High Court to decide whether to pursue Barnet Council judicial review
Charlotte Jee Published 29 January 2013
Landmark case on consultation may have implications for other councils considering outsourcing
A senior judge is to preside over three days of legal argument at the Royal Courts of Justice from March 19 before deciding whether to approve a full judicial review into ‘One Barnet’, an umbrella term for various outsourcing projects running across Barnet Council.
As part of the application, the judge will examine Barnet Council’s decision to award a £320m contract to Capita, which would see Capita running Barnet’s new support and customer service organisation (NSCSO). The contract has a number of service areas within its scope, including the council’s call centre, IT infrastructure and support, corporate procurement, customer services and finance and payroll. According to the Council, the contract is expected to save £120m over its 10-year term.
The signing of the deal, which was originally due to take place in January 2013, will now be delayed until the outcome of the application for a judicial review is known in late March 2013.
Another contract, titled the ‘Development and Regulatory Services (DRS) project’, was originally expected to be awarded in early January and will see either Capita or EC Harris win a 10-year £275m contract to run the council’s transport and environmental health services.
Regarding the impact the legal proceedings will have on the two “live” contracts, a council spokesman said, “Considering the court date, we have to do what’s practical so we’re now looking at a start date for the NSCSO in May, subject to the court’s decision and timing.”
He added, “We’ve delayed the decision making process for the DRS contract until after the court makes a decision”.
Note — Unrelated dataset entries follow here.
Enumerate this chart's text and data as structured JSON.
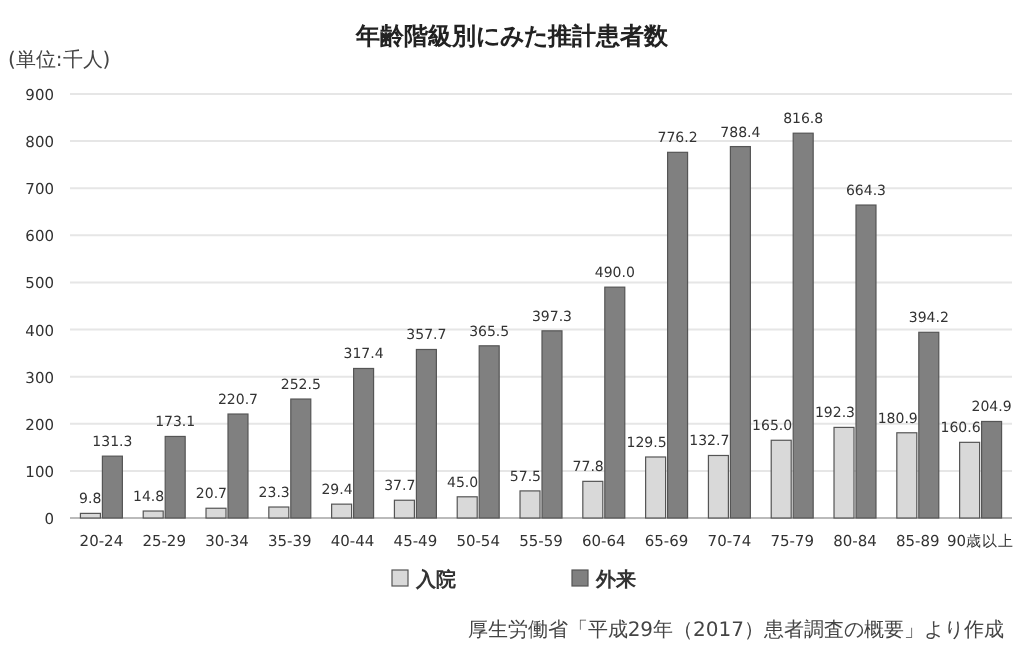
{
  "chart_data": {
    "type": "bar",
    "title": "年齢階級別にみた推計患者数",
    "ylabel": "(単位:千人)",
    "categories": [
      "20-24",
      "25-29",
      "30-34",
      "35-39",
      "40-44",
      "45-49",
      "50-54",
      "55-59",
      "60-64",
      "65-69",
      "70-74",
      "75-79",
      "80-84",
      "85-89",
      "90歳以上"
    ],
    "series": [
      {
        "name": "入院",
        "color": "#d9d9d9",
        "values": [
          9.8,
          14.8,
          20.7,
          23.3,
          29.4,
          37.7,
          45.0,
          57.5,
          77.8,
          129.5,
          132.7,
          165.0,
          192.3,
          180.9,
          160.6
        ],
        "value_labels": [
          "9.8",
          "14.8",
          "20.7",
          "23.3",
          "29.4",
          "37.7",
          "45.0",
          "57.5",
          "77.8",
          "129.5",
          "132.7",
          "165.0",
          "192.3",
          "180.9",
          "160.6"
        ]
      },
      {
        "name": "外来",
        "color": "#808080",
        "values": [
          131.3,
          173.1,
          220.7,
          252.5,
          317.4,
          357.7,
          365.5,
          397.3,
          490.0,
          776.2,
          788.4,
          816.8,
          664.3,
          394.2,
          204.9
        ],
        "value_labels": [
          "131.3",
          "173.1",
          "220.7",
          "252.5",
          "317.4",
          "357.7",
          "365.5",
          "397.3",
          "490.0",
          "776.2",
          "788.4",
          "816.8",
          "664.3",
          "394.2",
          "204.9"
        ]
      }
    ],
    "ylim": [
      0,
      900
    ],
    "yticks": [
      0,
      100,
      200,
      300,
      400,
      500,
      600,
      700,
      800,
      900
    ],
    "grid": "y",
    "legend": "bottom",
    "annotations": [
      "厚生労働省「平成29年（2017）患者調査の概要」より作成"
    ]
  }
}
If the judicial review does not go ahead, it is understood that a supplier for the DRS contract would be chosen in May and then, following an Alcatel period- a contractual breathing space of at least ten days – the contract would be implemented in June or July.
The application for a judicial review, which was submitted on behalf of 67 year old disabled resident Maria Nash, argues that neither contract is legal because the council failed to comply with statutory guidance which places an obligation on the local authority to fully consult all stakeholders, including residents, voluntary organisations and businesses.
The case is also based on claims that the council “unlawfully denied a legitimate expectation that the London Borough of Barnet would carry out consultations with its stakeholders”, “failed to discharge its public sector equality duty”, “failed to discharge its fiduciary duty”, and breached the council’s obligation “to award the NSCSO to the tenderer submitting the most economically advantageous tender.”
Speaking to Government Computing, Gerald Shamash of Steel & Shamash, the solicitor acting for the claimant Maria Nash, said, “The strongest point is that the council failed to consult. They will argue that they have- or don’t need to- but the truth is that this is such a big contract, and they just can’t have done.
“We’re going to have a pretty good run on this. We want to see the contract, who the council consulted, and what that consultation meant.
“They have to consult. If they haven’t, then they have to go back and do the job properly across the borough. Once they’ve done that, and if it’s a meaningful consultation, it may show that residents agree with the contract. If the people of Barnet want this we accept that, but it has to be done properly and it has to be meaningful.
“We haven’t done this just for the heck of it. Public money is being spent on this [legal case]. But the scale of it is so huge, and it is changing the democratic relationship between residents and who they vote for.
“If we were to win on the consultation point, that would change the landscape across the country…there have been other cases like this in Cornwall and Suffolk, but the point for us is that nothing has been done on this scale.”
Whatever the outcome, the case may have wider implications for local authorities considering outsourcing services to private sector providers to address cuts in central government spending.
Barnet Council is not the only local authority to run into controversy regarding large outsourcing contracts.
In December 2012 Cornwall Council voted to abandon a full ‘joint venture’ with BT, opting instead for only part of the initial plan to go ahead. In their original form, the proposals were responsible for months of political instability, with the deputy leader of the council resigning, the leader being ousted after losing a confidence vote, and one of the bidders for the contract pulling out.
Andrew Wallis, Independent Councillor at Cornwall Council, said, “I look forward to the outcome of this case, as it could have far reaching ramifications for any local authority in how it carries out its business. Either way, I feel any large-scale plan to outsource council services must have the full support of its residents. Without it, I believe it does not have the legitimate power to carry out this course of action.”